Annotate and Highlight buttons do not appear at https://replayweb.page due to Shadow DOM
Steps to reproduce
- Navigate to https://replayweb.page.
- Activate Hypothesis Chrome Extension.
- Select any text in the viewport.

Expected behaviour
I expect that the Hypothesis Annotate and Highlight buttons should appear above or below the selected text.

Actual behaviour
No Annotate or Highlight buttons appear.
Browser/system information
Google Chrome Version 88.0.4324.96 (Official Build) (x86_64)
Additional details
I suspect that the Hypothesis client might not handle selections within shadow root nodes as desired.
Hi @matt-continuousdelta - could you email [email protected] or fill out our help form with this info? A member of our support team can help you troubleshoot from there.
Hello - As it happens another member of the Hypothesis team (👋 @esanzgar ) encountered this recently. You're right - the client doesn't currently see text selections that happen inside shadow roots. See https://github.com/hypothesis/client/pull/2926.
Ah, thanks, Rob! @matt-continuousdelta there is no need to write in to our support team in that case! I'll get this on our bug backlog.
@robertknight @esanzgar
I found some info about a proposal for a forthcoming getComposedRange API.
In the meantime, it seems like the following like this might work well enough.

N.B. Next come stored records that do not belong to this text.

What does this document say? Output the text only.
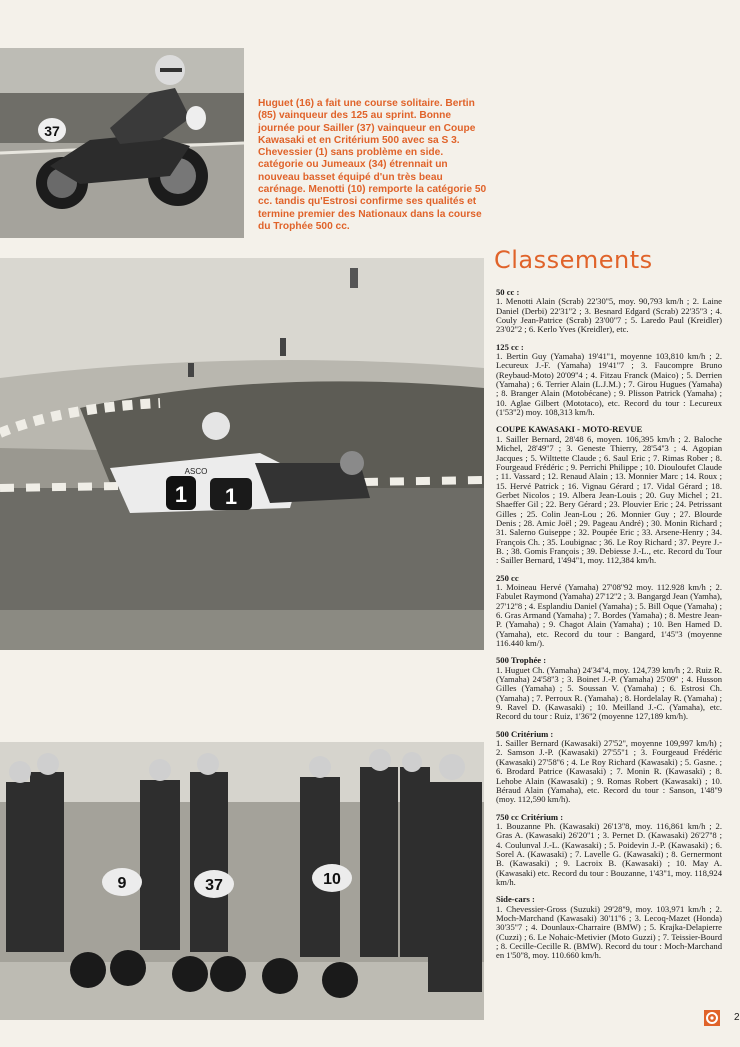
37
Huguet (16) a fait une course solitaire. Bertin (85) vainqueur des 125 au sprint. Bonne journée pour Sailler (37) vainqueur en Coupe Kawasaki et en Critérium 500 avec sa S 3. Chevessier (1) sans problème en side. catégorie ou Jumeaux (34) étrennait un nouveau basset équipé d'un très beau carénage. Menotti (10) remporte la catégorie 50 cc. tandis qu'Estrosi confirme ses qualités et termine premier des Nationaux dans la course du Trophée 500 cc.
Classements
1 1
ASCO
9	37	10
50 cc :
1. Menotti Alain (Scrab) 22'30''5, moy. 90,793 km/h ; 2. Laine Daniel (Derbi) 22'31''2 ; 3. Besnard Edgard (Scrab) 22'35''3 ; 4. Couly Jean-Patrice (Scrab) 23'00''7 ; 5. Laredo Paul (Kreidler) 23'02''2 ; 6. Kerlo Yves (Kreidler), etc.
125 cc :
1. Bertin Guy (Yamaha) 19'41''1, moyenne 103,810 km/h ; 2. Lecureux J.-F. (Yamaha) 19'41''7 ; 3. Faucompre Bruno (Reybaud-Moto) 20'09''4 ; 4. Fitzau Franck (Maico) ; 5. Derrien (Yamaha) ; 6. Terrier Alain (L.J.M.) ; 7. Girou Hugues (Yamaha) ; 8. Branger Alain (Motobécane) ; 9. Plisson Patrick (Yamaha) ; 10. Aglae Gilbert (Mototaco), etc. Record du tour : Lecureux (1'53''2) moy. 108,313 km/h.
COUPE KAWASAKI - MOTO-REVUE
1. Sailler Bernard, 28'48 6, moyen. 106,395 km/h ; 2. Baloche Michel, 28'49''7 ; 3. Geneste Thierry, 28'54''3 ; 4. Agopian Jacques ; 5. Wilttette Claude ; 6. Saul Eric ; 7. Rimas Rober ; 8. Fourgeaud Frédéric ; 9. Perrichi Philippe ; 10. Diouloufet Claude ; 11. Vassard ; 12. Renaud Alain ; 13. Monnier Marc ; 14. Roux ; 15. Hervé Patrick ; 16. Vignau Gérard ; 17. Vidal Gérard ; 18. Gerbet Nicolos ; 19. Albera Jean-Louis ; 20. Guy Michel ; 21. Shaeffer Gil ; 22. Bery Gérard ; 23. Plouvier Eric ; 24. Petrissant Gilles ; 25. Colin Jean-Lou ; 26. Monnier Guy ; 27. Blourde Denis ; 28. Amic Joël ; 29. Pageau André) ; 30. Monin Richard ; 31. Salerno Guiseppe ; 32. Poupée Eric ; 33. Arsene-Henry ; 34. François Ch. ; 35. Loubignac ; 36. Le Roy Richard ; 37. Peyre J.-B. ; 38. Gomis François ; 39. Debiesse J.-L., etc. Record du Tour : Sailler Bernard, 1'494''1, moy. 112,384 km/h.
250 cc
1. Moineau Hervé (Yamaha) 27'08''92 moy. 112.928 km/h ; 2. Fabulet Raymond (Yamaha) 27'12''2 ; 3. Bangargd Jean (Yamha), 27'12''8 ; 4. Esplandiu Daniel (Yamaha) ; 5. Bill Oque (Yamaha) ; 6. Gras Armand (Yamaha) ; 7. Bordes (Yamaha) ; 8. Mestre Jean-P. (Yamaha) ; 9. Chagot Alain (Yamaha) ; 10. Ben Hamed D. (Yamaha), etc. Record du tour : Bangard, 1'45''3 (moyenne 116.440 km/).
500 Trophée :
1. Huguet Ch. (Yamaha) 24'34''4, moy. 124,739 km/h ; 2. Ruiz R. (Yamaha) 24'58''3 ; 3. Boinet J.-P. (Yamaha) 25'09'' ; 4. Husson Gilles (Yamaha) ; 5. Soussan V. (Yamaha) ; 6. Estrosi Ch. (Yamaha) ; 7. Perroux R. (Yamaha) ; 8. Hordelalay R. (Yamaha) ; 9. Ravel D. (Kawasaki) ; 10. Meilland J.-C. (Yamaha), etc. Record du tour : Ruiz, 1'36''2 (moyenne 127,189 km/h).
500 Critérium :
1. Sailler Bernard (Kawasaki) 27'52'', moyenne 109,997 km/h) ; 2. Samson J.-P. (Kawasaki) 27'55''1 ; 3. Fourgeaud Frédéric (Kawasaki) 27'58''6 ; 4. Le Roy Richard (Kawasaki) ; 5. Gasne. ; 6. Brodard Patrice (Kawasaki) ; 7. Monin R. (Kawasaki) ; 8. Lehobe Alain (Kawasaki) ; 9. Romas Robert (Kawasaki) ; 10. Béraud Alain (Yamaha), etc. Record du tour : Sanson, 1'48''9 (moy. 112,590 km/h).
750 cc Critérium :
1. Bouzanne Ph. (Kawasaki) 26'13''8, moy. 116,861 km/h ; 2. Gras A. (Kawasaki) 26'20''1 ; 3. Pernet D. (Kawasaki) 26'27''8 ; 4. Coulunval J.-L. (Kawasaki) ; 5. Poidevin J.-P. (Kawasaki) ; 6. Sorel A. (Kawasaki) ; 7. Lavelle G. (Kawasaki) ; 8. Gernermont B. (Kawasaki) ; 9. Lacroix B. (Kawasaki) ; 10. May A. (Kawasaki) etc. Record du tour : Bouzanne, 1'43''1, moy. 118,924 km/h.
Side-cars :
1. Chevessier-Gross (Suzuki) 29'28''9, moy. 103,971 km/h ; 2. Moch-Marchand (Kawasaki) 30'11''6 ; 3. Lecoq-Mazet (Honda) 30'35''7 ; 4. Dounlaux-Charraire (BMW) ; 5. Krajka-Delapierre (Cuzzi) ; 6. Le Nohaic-Metivier (Moto Guzzi) ; 7. Teissier-Bourd ; 8. Cecille-Cecille R. (BMW). Record du tour : Moch-Marchand en 1'50''8, moy. 110.660 km/h.
2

var allNodes = document.getElementsByTagName('*');
for (var i = 0; i < allNodes.length; i++) {
if(allNodes[i].shadowRoot) {
allNodes[i].shadowRoot.getSelection();
}
}
In the meantime, it seems like the following like this might work well enough.
Unfortunately the ShadowRoot.getSelection API is non-standard and not available in Safari.
In addition to resolving the issue with identifying the selection when it is in Shadow DOM, we also need to adjust the code that anchors/locates annotations in the page. None of the various anchoring mechanisms (XPath, text quote, text position) are currently aware of Shadow DOM. The main case that needs to be solved is the text quote selector. That currently uses document.body.textContent, which does not include text from shadow roots. We could walk the DOM to construct the text, including traversing into shadow roots. This could get very expensive for large documents though, compared to body.textContent, so we'll probably have to do some work to make this more efficient and/or ensure we don't block interaction while extracting the text.